Monday, June 9, 2014

Walter Scott Jr. Observation Tower


Life is generous, it seems, with chances to face your fears. Today it is the Observation Tower you visit before heading home from the family reunion (full of activities and conversations and time and food together, quieted by goodbyes and memories and the things you still want to know.) The fear is small. It does not keep you up at night, but it shows up on days like today.

You are the last one up, partly because you took a few pictures, but also because the farther up you go the sicker you feel. You have been higher than this, many times, but a mountain under you feels different than this thing that is simply up, that is so transparent, so vulnerable, so naked. It is nerve-wracking like a bridge—too many coulds flowing through the structure, too much swaying, too much noise.

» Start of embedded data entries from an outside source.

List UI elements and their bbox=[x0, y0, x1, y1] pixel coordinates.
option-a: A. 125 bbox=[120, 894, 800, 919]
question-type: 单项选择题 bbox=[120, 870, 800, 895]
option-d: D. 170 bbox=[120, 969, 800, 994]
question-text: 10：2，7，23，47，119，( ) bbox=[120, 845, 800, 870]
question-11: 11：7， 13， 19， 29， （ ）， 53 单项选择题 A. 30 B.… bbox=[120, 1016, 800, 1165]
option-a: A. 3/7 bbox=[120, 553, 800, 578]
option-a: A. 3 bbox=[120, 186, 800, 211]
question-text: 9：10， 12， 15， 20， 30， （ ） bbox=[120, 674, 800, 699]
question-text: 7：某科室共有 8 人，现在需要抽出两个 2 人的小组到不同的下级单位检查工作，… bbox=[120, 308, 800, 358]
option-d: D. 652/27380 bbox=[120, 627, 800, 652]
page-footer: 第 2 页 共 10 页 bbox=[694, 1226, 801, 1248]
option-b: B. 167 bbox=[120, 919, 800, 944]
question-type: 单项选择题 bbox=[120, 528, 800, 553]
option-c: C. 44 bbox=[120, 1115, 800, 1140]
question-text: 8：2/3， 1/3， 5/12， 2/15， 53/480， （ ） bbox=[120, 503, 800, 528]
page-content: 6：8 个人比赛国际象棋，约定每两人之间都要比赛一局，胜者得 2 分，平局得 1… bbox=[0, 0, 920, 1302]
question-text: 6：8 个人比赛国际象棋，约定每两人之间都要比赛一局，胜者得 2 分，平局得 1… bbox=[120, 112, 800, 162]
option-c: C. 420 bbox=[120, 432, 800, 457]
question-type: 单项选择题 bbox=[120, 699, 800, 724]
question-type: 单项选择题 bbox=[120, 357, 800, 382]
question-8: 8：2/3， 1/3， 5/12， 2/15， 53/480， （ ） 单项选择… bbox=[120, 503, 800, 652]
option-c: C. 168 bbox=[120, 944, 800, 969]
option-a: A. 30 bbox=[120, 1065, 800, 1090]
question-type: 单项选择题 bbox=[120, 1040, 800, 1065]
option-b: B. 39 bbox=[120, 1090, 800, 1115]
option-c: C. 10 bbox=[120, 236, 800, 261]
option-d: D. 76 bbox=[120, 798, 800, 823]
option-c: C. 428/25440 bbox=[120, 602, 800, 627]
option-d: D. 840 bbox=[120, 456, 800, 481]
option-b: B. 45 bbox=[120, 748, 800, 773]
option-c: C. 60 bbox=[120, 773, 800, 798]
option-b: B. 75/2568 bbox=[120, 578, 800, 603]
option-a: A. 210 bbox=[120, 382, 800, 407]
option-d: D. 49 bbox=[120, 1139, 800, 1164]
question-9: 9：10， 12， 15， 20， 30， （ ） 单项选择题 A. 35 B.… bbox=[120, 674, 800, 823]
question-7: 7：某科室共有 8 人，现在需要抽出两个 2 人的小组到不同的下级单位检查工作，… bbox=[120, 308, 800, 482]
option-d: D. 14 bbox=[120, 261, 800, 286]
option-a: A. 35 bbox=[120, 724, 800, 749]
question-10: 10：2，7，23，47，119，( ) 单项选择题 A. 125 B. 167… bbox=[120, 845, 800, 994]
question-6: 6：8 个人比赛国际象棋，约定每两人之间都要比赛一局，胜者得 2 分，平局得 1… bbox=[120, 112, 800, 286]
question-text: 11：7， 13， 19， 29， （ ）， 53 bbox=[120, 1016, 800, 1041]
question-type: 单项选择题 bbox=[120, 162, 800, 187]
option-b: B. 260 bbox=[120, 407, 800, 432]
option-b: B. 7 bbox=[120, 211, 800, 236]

Halfway up you stop yourself for the view. Everyone else is at the top—running, banging around a little, calling down. You could stop right here, it wouldn’t be a big deal. But passing up a chance to go to the top because you are uncomfortable—that’s something you promised yourself you were done with. So you take yourself all the way up to the top. You admit to everyone that you don’t like heights very much and try to leave it at that. This is not the kind of fear to share with people who are enjoying the view.

And the view, yes—the hazy far away, the closer treetops, the green new and mature, shadowed and lit. The air, yes. Even the swaying, yes—all of it yes. You did not turn away.






Coming down is easier. You are still quieted, still full. You still lag behind the others, but now it is not because of fear. Now it really is the beauty that slows you down, so much easier to see.